Bien que le concept de bio-impression 3D ne soit pas entièrement nouveau, les progrès croissants dans ce domaine soulèvent des questions juridiques et réglementaires quant à leur utilisation efficace sur les humains.

En bref…

Notre article démontre que la fabrication additive a également un effet perturbateur sur l’industrie de la R&D :

Au niveau structurel, la technologie permet la création de centres de R&D dédiés qui s’engagent à explorer les avancées de la technologie, la prolifération des centres de R&D dans le secteur privé et une plus large collaboration entre les entreprises, les universités et les instituts de R&D.

Au niveau interne, la technologie reste un outil de R&D utilisé parallèlement à d’autres processus de fabrication, ce qui est une bonne chose car plus les chercheurs dépeignent les domaines d’amélioration de la technologie, plus les fabricants peuvent être en mesure de développer des machines à haute performance.

Nous ne pourrions être plus d’accord avec Kenneth Church quand il affirme : « la tâche qui nous attend est immense, mais elle n’est pas insurmontable et elle est importante.  Nous devons continuer à pousser la R&D dans le domaine de la FA et cela va pousser la R&D vers un tout autre endroit.  La R&D sera plus rapide en raison de l’accessibilité aux prototypes fabriqués aux propriétés uniques.  La FA va également disperser la R&D.  Aujourd’hui, ce sont les laboratoires qui disposent d’équipements très coûteux qui ont le plus de plaisir.  Demain, votre garage sera un laboratoire et vous pourrez vous joindre à la fête.  Les logiciels vont s’améliorer et ce qui était autrefois réservé aux utilisateurs de CAO hautement qualifiés est maintenant dans votre main physique, votre téléphone, vous allez créer ce à quoi les personnes hautement qualifiées en CAO n’auraient peut-être pas pensé. »

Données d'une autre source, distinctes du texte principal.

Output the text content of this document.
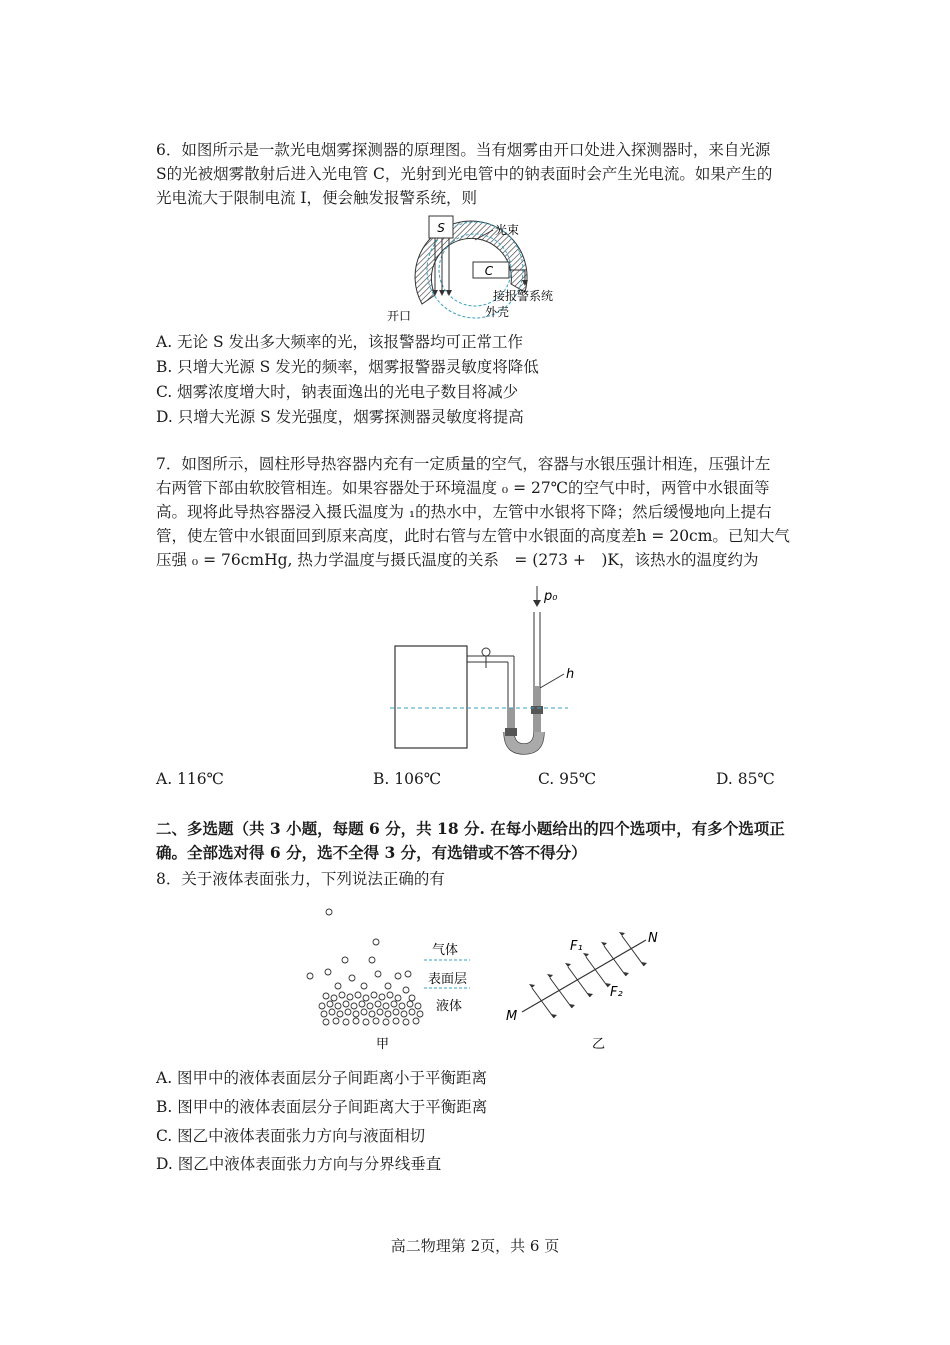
6．如图所示是一款光电烟雾探测器的原理图。当有烟雾由开口处进入探测器时，来自光源
S的光被烟雾散射后进入光电管 C，光射到光电管中的钠表面时会产生光电流。如果产生的
光电流大于限制电流 I，便会触发报警系统，则
S
C
光束
接报警系统
外壳
开口
A. 无论 S 发出多大频率的光，该报警器均可正常工作
B. 只增大光源 S 发光的频率，烟雾报警器灵敏度将降低
C. 烟雾浓度增大时，钠表面逸出的光电子数目将减少
D. 只增大光源 S 发光强度，烟雾探测器灵敏度将提高
7．如图所示，圆柱形导热容器内充有一定质量的空气，容器与水银压强计相连，压强计左
右两管下部由软胶管相连。如果容器处于环境温度 ₀ = 27℃的空气中时，两管中水银面等
高。现将此导热容器浸入摄氏温度为 ₁的热水中，左管中水银将下降；然后缓慢地向上提右
管，使左管中水银面回到原来高度，此时右管与左管中水银面的高度差h = 20cm。已知大气
压强 ₀ = 76cmHg, 热力学温度与摄氏温度的关系　= (273 +　)K，该热水的温度约为
p₀
h
A. 116℃	B. 106℃	C. 95℃	D. 85℃
二、多选题（共 3 小题，每题 6 分，共 18 分. 在每小题给出的四个选项中，有多个选项正
确。全部选对得 6 分，选不全得 3 分，有选错或不答不得分）
8．关于液体表面张力，下列说法正确的有
气体
表面层
液体
甲
F₁
F₂
M
N
乙
A. 图甲中的液体表面层分子间距离小于平衡距离
B. 图甲中的液体表面层分子间距离大于平衡距离
C. 图乙中液体表面张力方向与液面相切
D. 图乙中液体表面张力方向与分界线垂直
高二物理第 2页，共 6 页
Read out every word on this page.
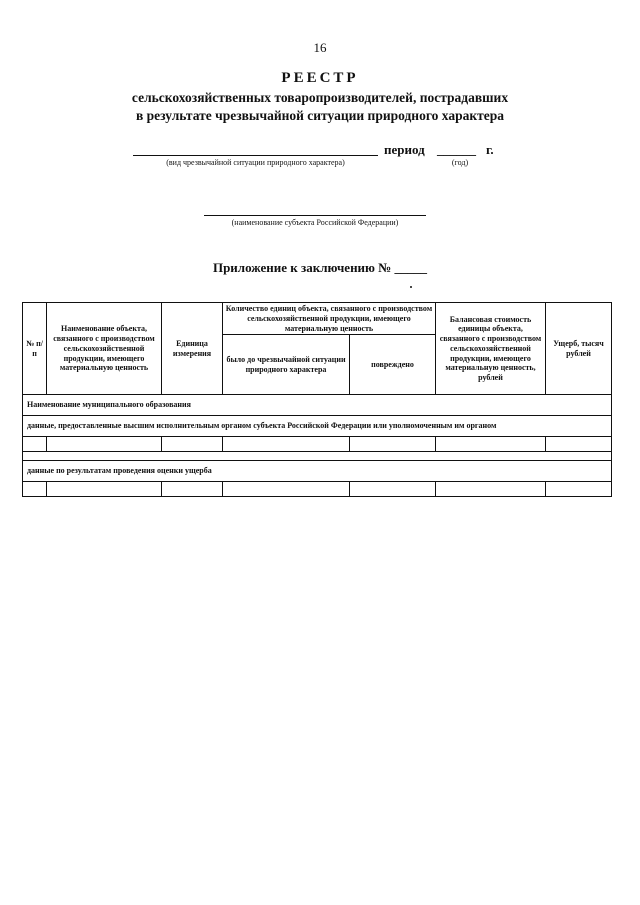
16
РЕЕСТР
сельскохозяйственных товаропроизводителей, пострадавших
в результате чрезвычайной ситуации природного характера
период ______ г.
(вид чрезвычайной ситуации природного характера)	(год)
(наименование субъекта Российской Федерации)
Приложение к заключению № _____
№ п/п	Наименование объекта, связанного с производством сельскохозяйственной продукции, имеющего материальную ценность	Единица измерения	Количество единиц объекта, связанного с производством сельскохозяйственной продукции, имеющего материальную ценность		Балансовая стоимость единицы объекта, связанного с производством сельскохозяйственной продукции, имеющего материальную ценность, рублей	Ущерб, тысяч рублей
			было до чрезвычайной ситуации природного характера	повреждено		
Наименование муниципального образования						
данные, предоставленные высшим исполнительным органом субъекта Российской Федерации или уполномоченным им органом						

данные по результатам проведения оценки ущерба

Enfin et surtout, parmi tous les secteurs de la R&D, des secteurs vitaux comme l’industrie médicale, restent un point focal crucial. En effet, l’impression 3D a conduit au développement de nouvelles techniques de fabrication, des techniques qui pourraient changer radicalement la vie des gens mais les réglementations ne sont pas encore prêtes à faire face à ce changement. Néanmoins, c’est le travail de la R&D de convertir les exigences — des consommateurs, du gouvernement et d’autres — en spécifications.